A new era of biological research has been ushered in, with an artificial intelligence (AI) predicting the 3D shape of nearly every protein known to science – just a year after its first data release.
Thanks to AlphaFold, an AI tool developed by Google-owned AI company DeepMind, more than 200 million protein structures are now shared online in a free-to-access, searchable database, called AlphaFold DB.
This breakthrough paves the way for untold avenues of scientific discovery in proteins, the building blocks of life.
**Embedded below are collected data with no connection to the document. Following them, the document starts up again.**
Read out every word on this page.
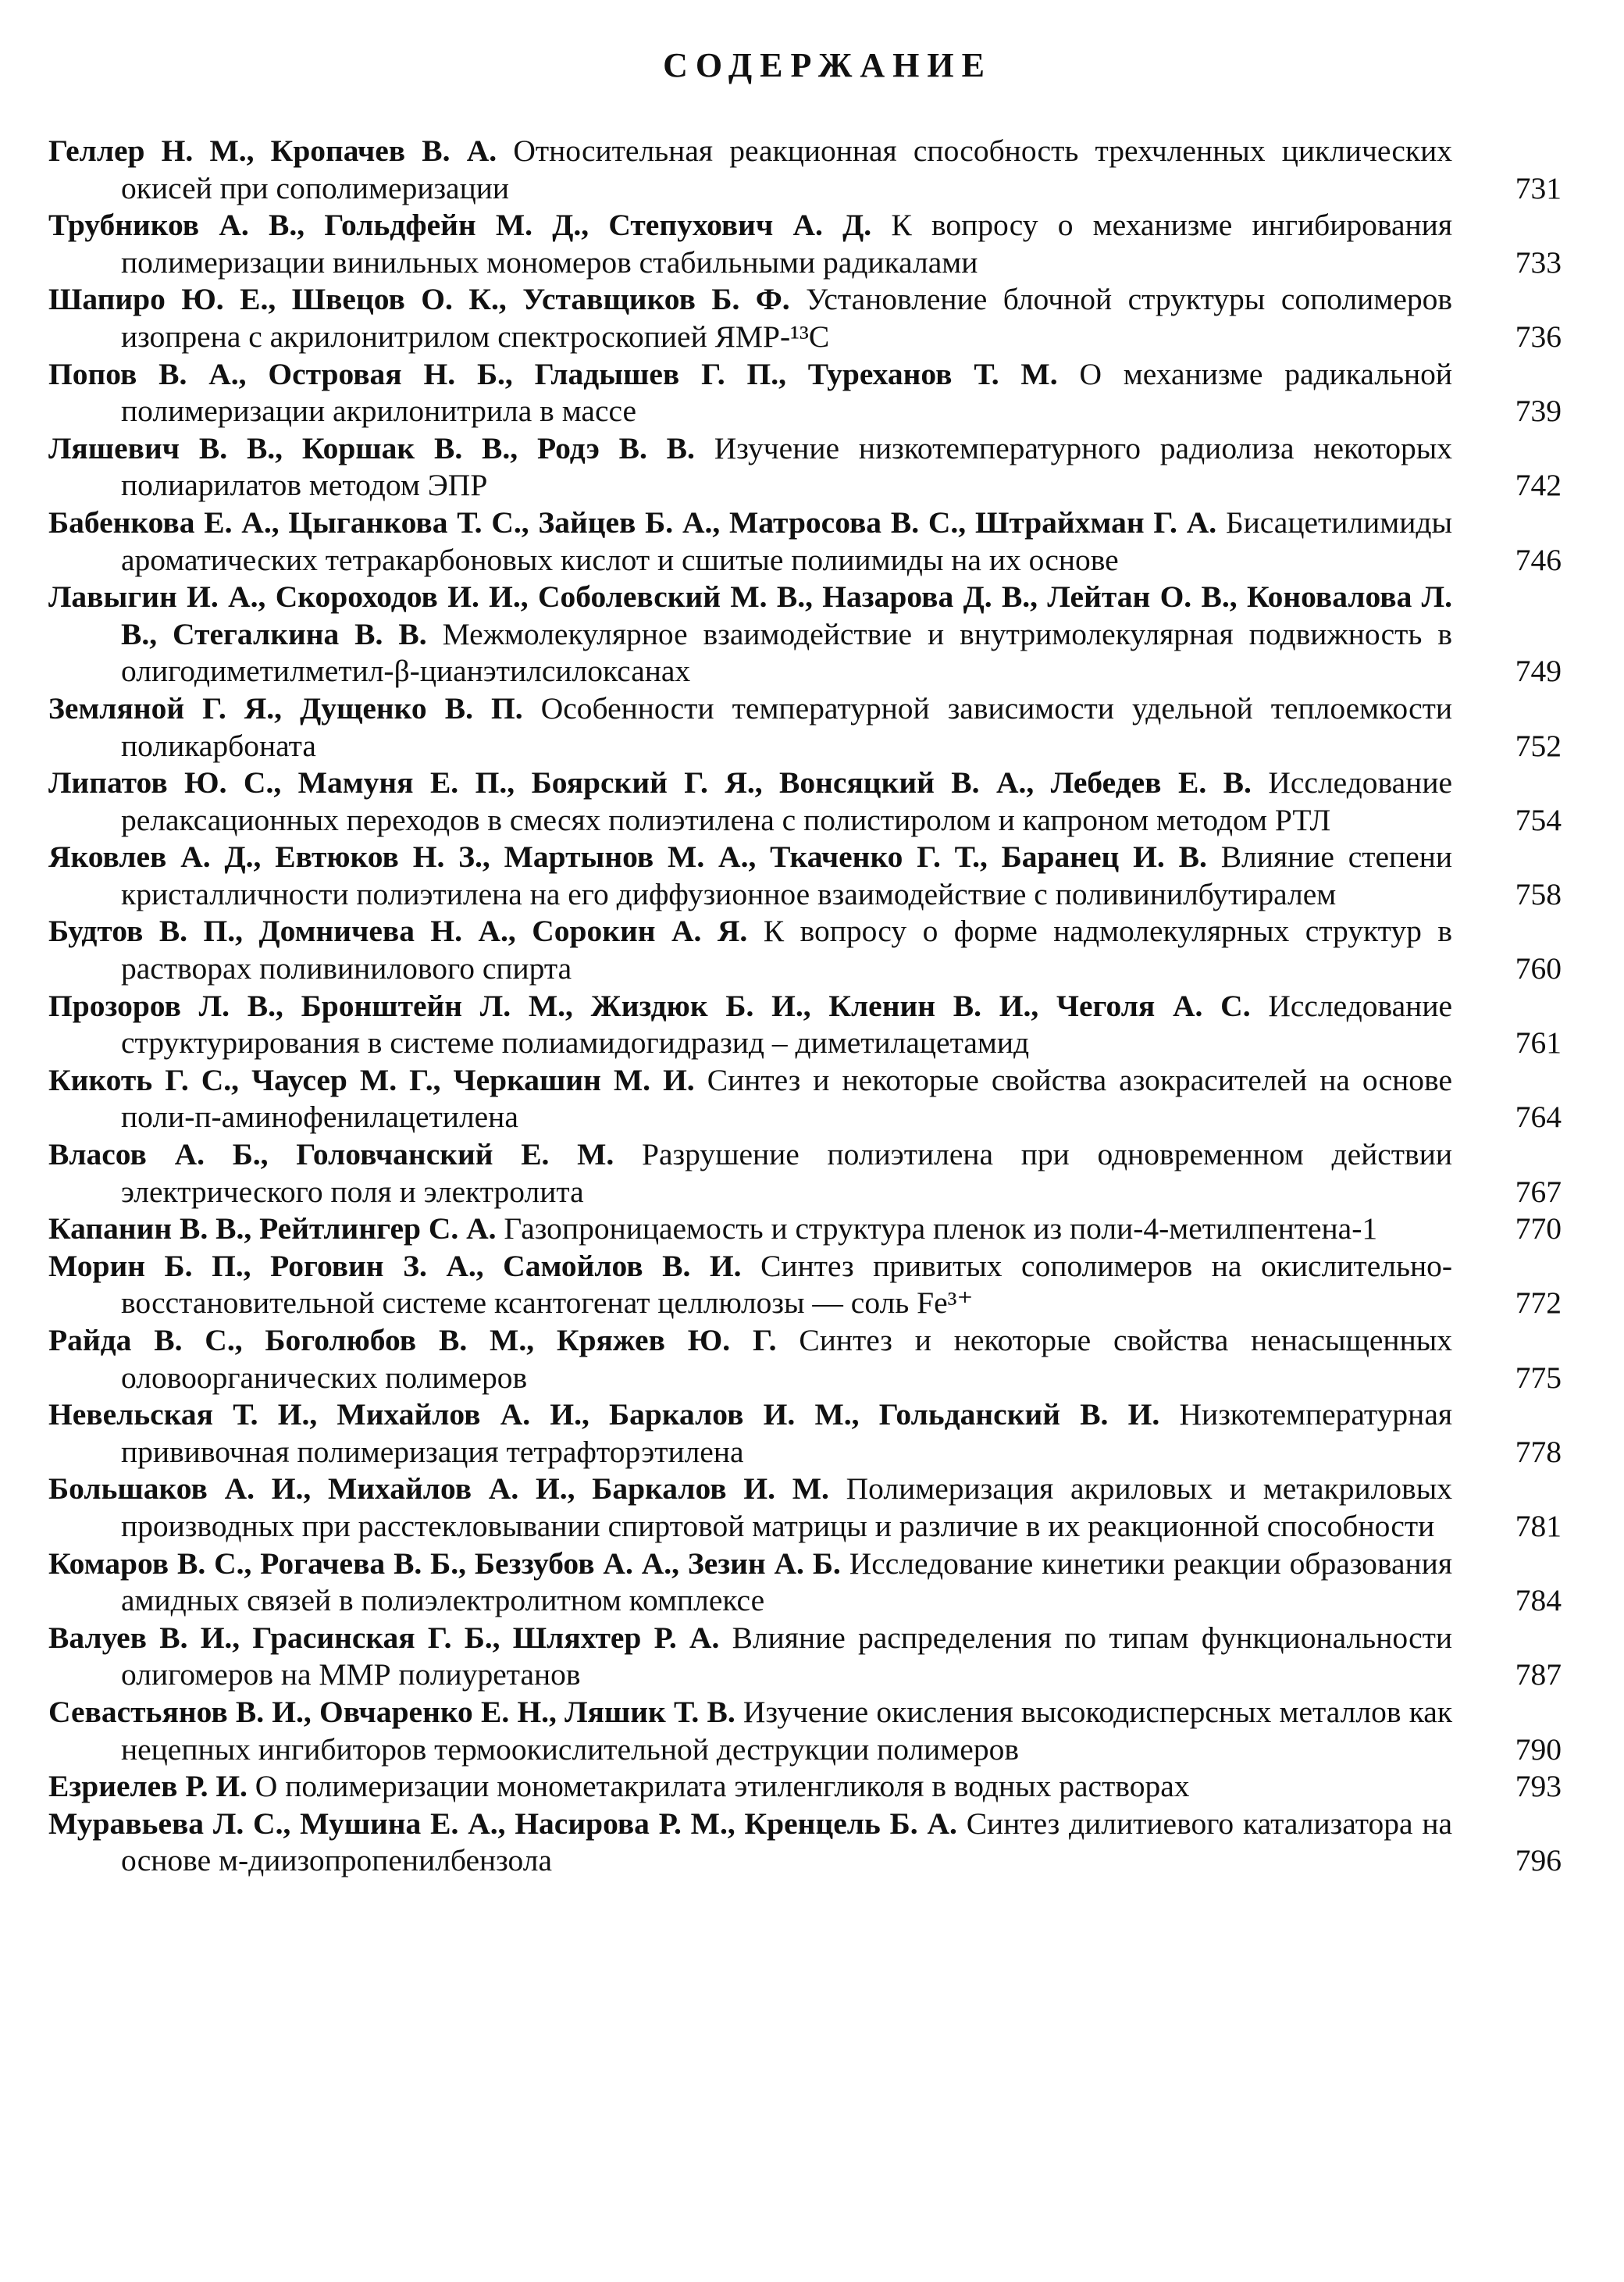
СОДЕРЖАНИЕ
Геллер Н. М., Кропачев В. А. Относительная реакционная способность трехчленных циклических окисей при сополимеризации	731
Трубников А. В., Гольдфейн М. Д., Степухович А. Д. К вопросу о механизме ингибирования полимеризации винильных мономеров стабильными радикалами	733
Шапиро Ю. Е., Швецов О. К., Уставщиков Б. Ф. Установление блочной структуры сополимеров изопрена с акрилонитрилом спектроскопией ЯМР-¹³С	736
Попов В. А., Островая Н. Б., Гладышев Г. П., Туреханов Т. М. О механизме радикальной полимеризации акрилонитрила в массе	739
Ляшевич В. В., Коршак В. В., Родэ В. В. Изучение низкотемпературного радиолиза некоторых полиарилатов методом ЭПР	742
Бабенкова Е. А., Цыганкова Т. С., Зайцев Б. А., Матросова В. С., Штрайхман Г. А. Бисацетилимиды ароматических тетракарбоновых кислот и сшитые полиимиды на их основе	746
Лавыгин И. А., Скороходов И. И., Соболевский М. В., Назарова Д. В., Лейтан О. В., Коновалова Л. В., Стегалкина В. В. Межмолекулярное взаимодействие и внутримолекулярная подвижность в олигодиметилметил-β-цианэтилсилоксанах	749
Земляной Г. Я., Дущенко В. П. Особенности температурной зависимости удельной теплоемкости поликарбоната	752
Липатов Ю. С., Мамуня Е. П., Боярский Г. Я., Вонсяцкий В. А., Лебедев Е. В. Исследование релаксационных переходов в смесях полиэтилена с полистиролом и капроном методом РТЛ	754
Яковлев А. Д., Евтюков Н. З., Мартынов М. А., Ткаченко Г. Т., Баранец И. В. Влияние степени кристалличности полиэтилена на его диффузионное взаимодействие с поливинилбутиралем	758
Будтов В. П., Домничева Н. А., Сорокин А. Я. К вопросу о форме надмолекулярных структур в растворах поливинилового спирта	760
Прозоров Л. В., Бронштейн Л. М., Жиздюк Б. И., Кленин В. И., Чеголя А. С. Исследование структурирования в системе полиамидогидразид – диметилацетамид	761
Кикоть Г. С., Чаусер М. Г., Черкашин М. И. Синтез и некоторые свойства азокрасителей на основе поли-п-аминофенилацетилена	764
Власов А. Б., Головчанский Е. М. Разрушение полиэтилена при одновременном действии электрического поля и электролита	767
Капанин В. В., Рейтлингер С. А. Газопроницаемость и структура пленок из поли-4-метилпентена-1	770
Морин Б. П., Роговин З. А., Самойлов В. И. Синтез привитых сополимеров на окислительно-восстановительной системе ксантогенат целлюлозы — соль Fe³⁺	772
Райда В. С., Боголюбов В. М., Кряжев Ю. Г. Синтез и некоторые свойства ненасыщенных оловоорганических полимеров	775
Невельская Т. И., Михайлов А. И., Баркалов И. М., Гольданский В. И. Низкотемпературная прививочная полимеризация тетрафторэтилена	778
Большаков А. И., Михайлов А. И., Баркалов И. М. Полимеризация акриловых и метакриловых производных при расстекловывании спиртовой матрицы и различие в их реакционной способности	781
Комаров В. С., Рогачева В. Б., Беззубов А. А., Зезин А. Б. Исследование кинетики реакции образования амидных связей в полиэлектролитном комплексе	784
Валуев В. И., Грасинская Г. Б., Шляхтер Р. А. Влияние распределения по типам функциональности олигомеров на ММР полиуретанов	787
Севастьянов В. И., Овчаренко Е. Н., Ляшик Т. В. Изучение окисления высокодисперсных металлов как нецепных ингибиторов термоокислительной деструкции полимеров	790
Езриелев Р. И. О полимеризации монометакрилата этиленгликоля в водных растворах	793
Муравьева Л. С., Мушина Е. А., Насирова Р. М., Кренцель Б. А. Синтез дилитиевого катализатора на основе м-диизопропенилбензола	796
And researchers are excited.
“Determining the 3D structure of a protein used to take months or years, now it takes seconds,” explained cardiologist Eric Topol of the Scripps Research Translational Institute in a statement about the data release.
“With this new expansion of construction enlightening practically the whole protein universe, we can anticipate that more natural secrets should be tackled consistently.”
Together with scientists from the European Molecular Biology Laboratory’s European Bioinformatics Institute (EMBL-EBI), DeepMind unveiled its first batch of AlphaFold predictions in July last year.
Touted as a revolutionary tool that will transform biological research and accelerate drug discovery, AlphaFold predicts the 3D shape of proteins based on their amino acid sequence.
Linked together in chains, these amino acid sequences spool out long proteins that are folded into pleated sheets and spinning ribbons.
By understanding the shape into which any protein folds, scientists can gain a better understanding of how that protein works, explaining what its primary role is inside cells.
AlphaFold was designed to speed up this process, providing more than 200 million predicted structures of proteins found in plants, bacteria, animals and other organisms in this latest data release.
“This hope has become a reality faster than we could have dreamed,” DeepMind Chief Executive Damis Hassabis said in a statement about the latest data release.
Already, researchers have used the first batch of alphafold predictions to improve their understanding of deadly diseases like malaria, open the door to better vaccines, and unravel biological puzzles about the behemoth protein that has held scientists back for decades.
Not to mention identifying never-before-seen enzymes that could help increase plastic pollution. “The alpha fold has sent ripples through the molecular biology community,” said Samir Velankar, a structural biologist who heads EMBL-EBI’s Protein Data Bank.
“In the previous year alone, there have been more than 1,000 logical articles on an extensive variety of examination subjects that utilization alpha-overlap structures; I’ve seen nothing like it. “And that’s just the effect of 1 million predictions,” Welenker added.
“Imagine the impact of making more than 200 million protein structure predictions openly accessible in an alphafold database.”
Albeit the open-source alphafold programming has been accessible to specialists since its delivery last year, having a great many anticipated protein structures readily available in an accessible data set will without a doubt accelerate research.
According to EMBL-EBI, about one-third of the more than 214 million predictions are highly accurate, on par with protein structures derived from routine experimental methods, such as X-ray crystallography and cryo-electron microscopy.
For decades, scientists have painstakingly inferred molecular structure from the blurred images produced by these methods—perhaps the most famous is Rosalind Franklin’s image of helical DNA. However, the quality of alpha-fold predictions varies, and may be less accurate for rare proteins about which scientists know little.
So in some cases, its predicted structure can be used to make sense of experimental data. Despite so many data dumps, there’s still a lot of life that Alpha Fold doesn’t capture, including predictions about how proteins once assembled.
Scientists Say Planet 9 is Running out of Places to Hide
Microbial proteins identified by traces of genetic material in soil and seawater are also not in the database—yet these microorganisms represent an untapped resource of powerful compounds, as scientists only know a tiny fraction of all microbial life on Earth. Part is entered.
Some scientists have also raised concerns about accessing the Alphafold database and its staggering 23 terabytes of content, which some would find difficult given the expensive computer power and cloud-based storage required for sophisticated data analyses.
It is less accessible to research teams. After all, the benefits to human health — which DeepMind says it has carefully weighed against potential biological risks — are too great to imagine.